Some fish species are making a comeback after decades of overfishing. Red drum, a fast-growing fish that the N.C. Division of Marine Fisheries long regarded as depleted, is now recovering. The reason likely is the limits the agency put on recreational and commercial fishers, restricting the daily bag limit and size of fish that can be taken. That allowed small red drum to grow larger and generally increase the supply of these popular sports fish.
• State and local governments are creating new parks. The General Assembly has authorized the Mayo River and Haw River state parks in the northern Piedmont, though it did not fund the parks. Wake County is just one of a number of local governments creating new parks with the help of local land trusts and the Clean Water Management Trust Fund. Land trusts are also pursuing natural areas and refuges across the state, including valuable lands on the Deep River and the Haw in the Piedmont.
• Restoration of streambeds and creation of new wetlands. The Department of Environment and Natural Resources and the Department of Transportation are cooperating on a host of initiatives, including a new Ecological Enhancement Program that uses transportation money to create new wetlands and compensate for environmental resources that are destroyed or altered in highway construction projects.
One such project is the reconstruction of South Buffalo Creek in Greensboro, a stream that once meandered through much of the city but suffered in recent decades from erosion and straightening.

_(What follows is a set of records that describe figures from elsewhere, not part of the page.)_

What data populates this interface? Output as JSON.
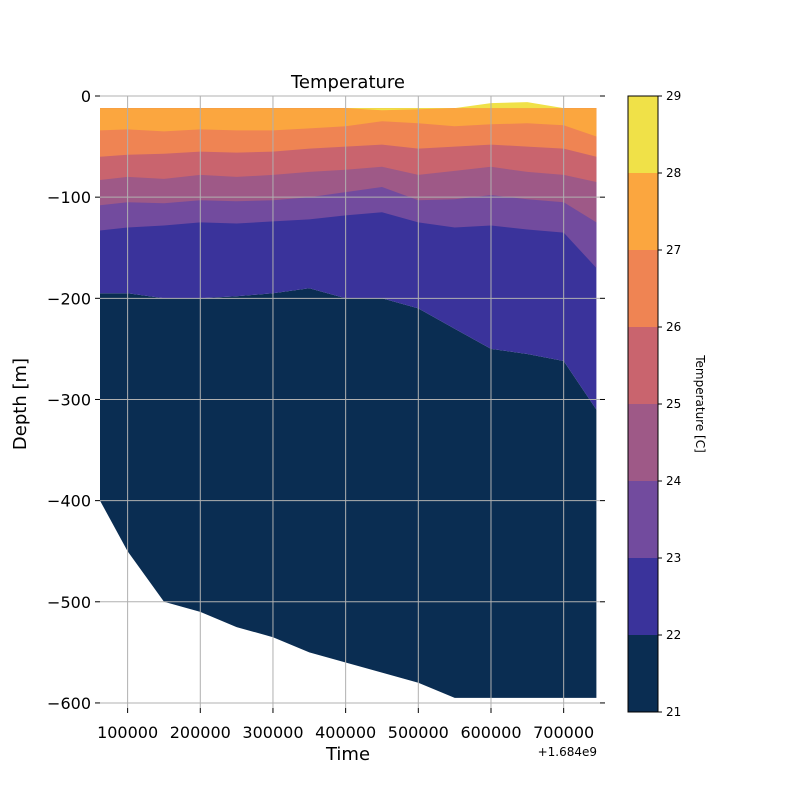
{
  "chart_data": {
    "type": "area",
    "title": "Temperature",
    "xlabel": "Time",
    "ylabel": "Depth [m]",
    "x_offset_label": "+1.684e9",
    "xlim": [
      62000,
      750000
    ],
    "ylim": [
      -605,
      0
    ],
    "grid": true,
    "x_ticks": [
      100000,
      200000,
      300000,
      400000,
      500000,
      600000,
      700000
    ],
    "x_tick_labels": [
      "100000",
      "200000",
      "300000",
      "400000",
      "500000",
      "600000",
      "700000"
    ],
    "y_ticks": [
      0,
      -100,
      -200,
      -300,
      -400,
      -500,
      -600
    ],
    "y_tick_labels": [
      "0",
      "−100",
      "−200",
      "−300",
      "−400",
      "−500",
      "−600"
    ],
    "colorbar": {
      "label": "Temperature [C]",
      "levels": [
        21,
        22,
        23,
        24,
        25,
        26,
        27,
        28,
        29
      ],
      "level_labels": [
        "21",
        "22",
        "23",
        "24",
        "25",
        "26",
        "27",
        "28",
        "29"
      ],
      "colors": [
        "#0a2d52",
        "#3a339b",
        "#724b9e",
        "#9e5987",
        "#c9646e",
        "#ef8453",
        "#fba63f",
        "#f0e148"
      ]
    },
    "x": [
      62000,
      100000,
      150000,
      200000,
      250000,
      300000,
      350000,
      400000,
      450000,
      500000,
      550000,
      600000,
      650000,
      700000,
      745000
    ],
    "surface": [
      -12,
      -12,
      -12,
      -12,
      -12,
      -12,
      -12,
      -12,
      -12,
      -12,
      -12,
      -12,
      -12,
      -12,
      -12
    ],
    "bottom": [
      -400,
      -450,
      -500,
      -510,
      -525,
      -535,
      -550,
      -560,
      -570,
      -580,
      -595,
      -595,
      -595,
      -595,
      -595
    ],
    "isotherms": [
      {
        "temperature": 28,
        "depths": [
          -12,
          -12,
          -12,
          -12,
          -12,
          -12,
          -12,
          -12,
          -14,
          -13,
          -12,
          -7,
          -6,
          -12,
          -12
        ]
      },
      {
        "temperature": 27,
        "depths": [
          -34,
          -33,
          -35,
          -33,
          -34,
          -34,
          -32,
          -30,
          -25,
          -27,
          -30,
          -28,
          -27,
          -29,
          -40
        ]
      },
      {
        "temperature": 26,
        "depths": [
          -60,
          -58,
          -57,
          -55,
          -56,
          -55,
          -52,
          -50,
          -48,
          -52,
          -50,
          -48,
          -50,
          -52,
          -60
        ]
      },
      {
        "temperature": 25,
        "depths": [
          -83,
          -80,
          -82,
          -78,
          -80,
          -78,
          -75,
          -73,
          -70,
          -78,
          -74,
          -70,
          -75,
          -78,
          -85
        ]
      },
      {
        "temperature": 24,
        "depths": [
          -108,
          -105,
          -106,
          -103,
          -104,
          -103,
          -100,
          -95,
          -90,
          -103,
          -102,
          -98,
          -102,
          -105,
          -125
        ]
      },
      {
        "temperature": 23,
        "depths": [
          -133,
          -130,
          -128,
          -125,
          -126,
          -124,
          -122,
          -118,
          -115,
          -125,
          -130,
          -128,
          -132,
          -135,
          -170
        ]
      },
      {
        "temperature": 22,
        "depths": [
          -195,
          -195,
          -200,
          -200,
          -198,
          -195,
          -190,
          -200,
          -200,
          -210,
          -230,
          -250,
          -255,
          -262,
          -310
        ]
      }
    ]
  }
}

Another project helped purchase an 800-acre addition to the Eno River State Park. "We haven't seen that another state is doing this on the scale that we are doing it," says DENR's Bill Ross.
Mecklenburg has a number of such projects in the works on Little Sugar, Irwin, Stewart, McIntyre and Caldwell Station creeks.

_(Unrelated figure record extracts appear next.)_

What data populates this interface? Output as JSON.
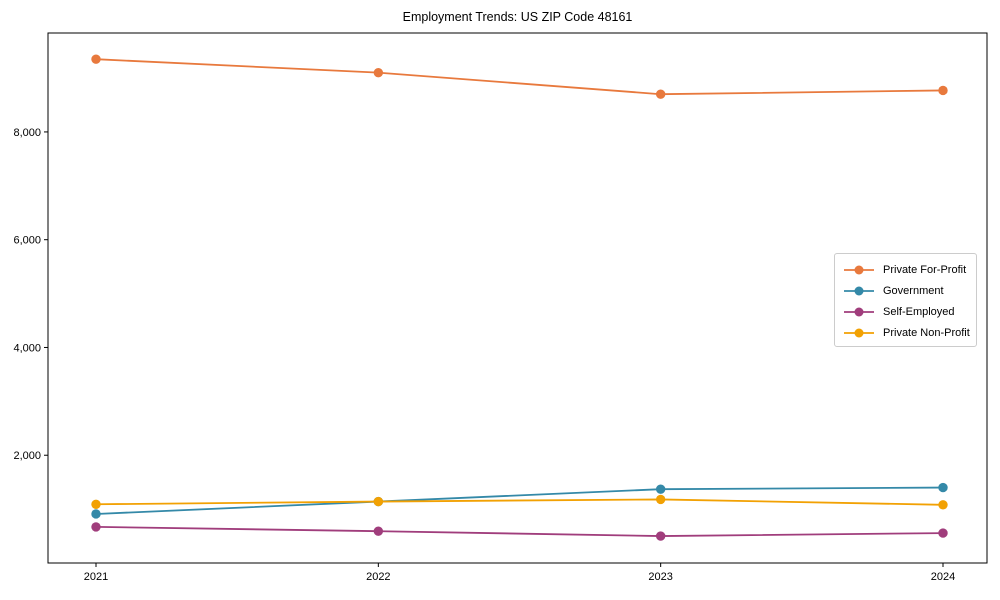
{
  "title": "Employment Trends: US ZIP Code 48161",
  "chart_data": {
    "type": "line",
    "title": "Employment Trends: US ZIP Code 48161",
    "xlabel": "",
    "ylabel": "",
    "x": [
      2021,
      2022,
      2023,
      2024
    ],
    "xtick_labels": [
      "2021",
      "2022",
      "2023",
      "2024"
    ],
    "yticks": [
      2000,
      4000,
      6000,
      8000
    ],
    "ytick_labels": [
      "2,000",
      "4,000",
      "6,000",
      "8,000"
    ],
    "ylim": [
      0,
      9836
    ],
    "grid": false,
    "legend_position": "center right",
    "series": [
      {
        "name": "Private For-Profit",
        "color": "#E8793D",
        "values": [
          9350,
          9100,
          8700,
          8770
        ]
      },
      {
        "name": "Government",
        "color": "#3489A8",
        "values": [
          910,
          1140,
          1370,
          1400
        ]
      },
      {
        "name": "Self-Employed",
        "color": "#A03D7C",
        "values": [
          670,
          590,
          500,
          555
        ]
      },
      {
        "name": "Private Non-Profit",
        "color": "#F2A103",
        "values": [
          1090,
          1140,
          1180,
          1080
        ]
      }
    ]
  }
}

• Eastern North Carolina's Neuse River has long been regarded as one of the most polluted on the East Coast. A Pew Foundation report described part of it as a Dead Zone; millions of fish died there in low-oxygen periods this year.
But there is good news as well: A concerted state effort to reduce the amount of harmful nutrients released into the 250-mile river appears to have had a beneficial effect. Nitrogen concentrations -- which boost harmful algae growth -- are down and the river is cleaner that it was in 1998, according to scientists at a conference last month. No one is pronouncing the river recovered, but the strict limits on nitrogen for businesses, farmers and municipalities appear to be working.

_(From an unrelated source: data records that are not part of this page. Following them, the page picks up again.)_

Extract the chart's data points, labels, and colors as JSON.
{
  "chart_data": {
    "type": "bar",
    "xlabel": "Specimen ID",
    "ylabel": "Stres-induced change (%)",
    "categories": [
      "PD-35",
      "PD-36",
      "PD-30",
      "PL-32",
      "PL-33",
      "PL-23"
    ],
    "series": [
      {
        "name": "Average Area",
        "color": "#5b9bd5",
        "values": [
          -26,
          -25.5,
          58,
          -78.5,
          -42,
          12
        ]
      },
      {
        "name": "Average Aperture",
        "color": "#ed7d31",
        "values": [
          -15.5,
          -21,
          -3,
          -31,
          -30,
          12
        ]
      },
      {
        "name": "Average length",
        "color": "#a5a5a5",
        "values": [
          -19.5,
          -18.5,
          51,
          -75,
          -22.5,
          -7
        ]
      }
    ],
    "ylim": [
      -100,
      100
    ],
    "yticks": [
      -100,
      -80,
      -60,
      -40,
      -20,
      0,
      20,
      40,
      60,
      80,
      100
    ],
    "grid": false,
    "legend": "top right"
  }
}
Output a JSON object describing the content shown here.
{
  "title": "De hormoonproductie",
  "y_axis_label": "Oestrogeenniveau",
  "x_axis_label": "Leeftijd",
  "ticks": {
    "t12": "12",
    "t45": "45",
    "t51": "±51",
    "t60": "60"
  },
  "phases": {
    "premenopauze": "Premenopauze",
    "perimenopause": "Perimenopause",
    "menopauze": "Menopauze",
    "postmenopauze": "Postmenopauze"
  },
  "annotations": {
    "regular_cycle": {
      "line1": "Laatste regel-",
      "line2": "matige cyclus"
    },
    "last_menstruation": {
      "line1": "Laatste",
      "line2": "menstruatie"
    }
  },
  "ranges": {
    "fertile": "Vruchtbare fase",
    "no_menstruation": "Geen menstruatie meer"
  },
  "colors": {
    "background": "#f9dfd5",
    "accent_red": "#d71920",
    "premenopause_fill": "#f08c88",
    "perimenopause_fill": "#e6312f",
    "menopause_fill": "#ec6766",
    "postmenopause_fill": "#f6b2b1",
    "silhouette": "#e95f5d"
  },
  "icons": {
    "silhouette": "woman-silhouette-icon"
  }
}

• Municipal design projects are doing a better job of collecting stormwater runoff. Huntersville in Mecklenburg County has adopted a Low Impact Design program for use in a variety of projects. It contemplates the use of such design features as rain gardens and grassy ditches, known as swales, instead of concrete curbs and gutters to hold stormwater and let it soak in rather than filling up storm drains.
The city of Washington on the Pamlico River has remade its waterfront area in recent years, designing its stormwater collection system to carry runoff to newly created wetland areas rather than injecting them directly into the Pamlico.
These success stories should remind the public that environmental efforts have a positive effect -- and an educational one, says DENR's Ross: "It broadens the definition of what conservation is."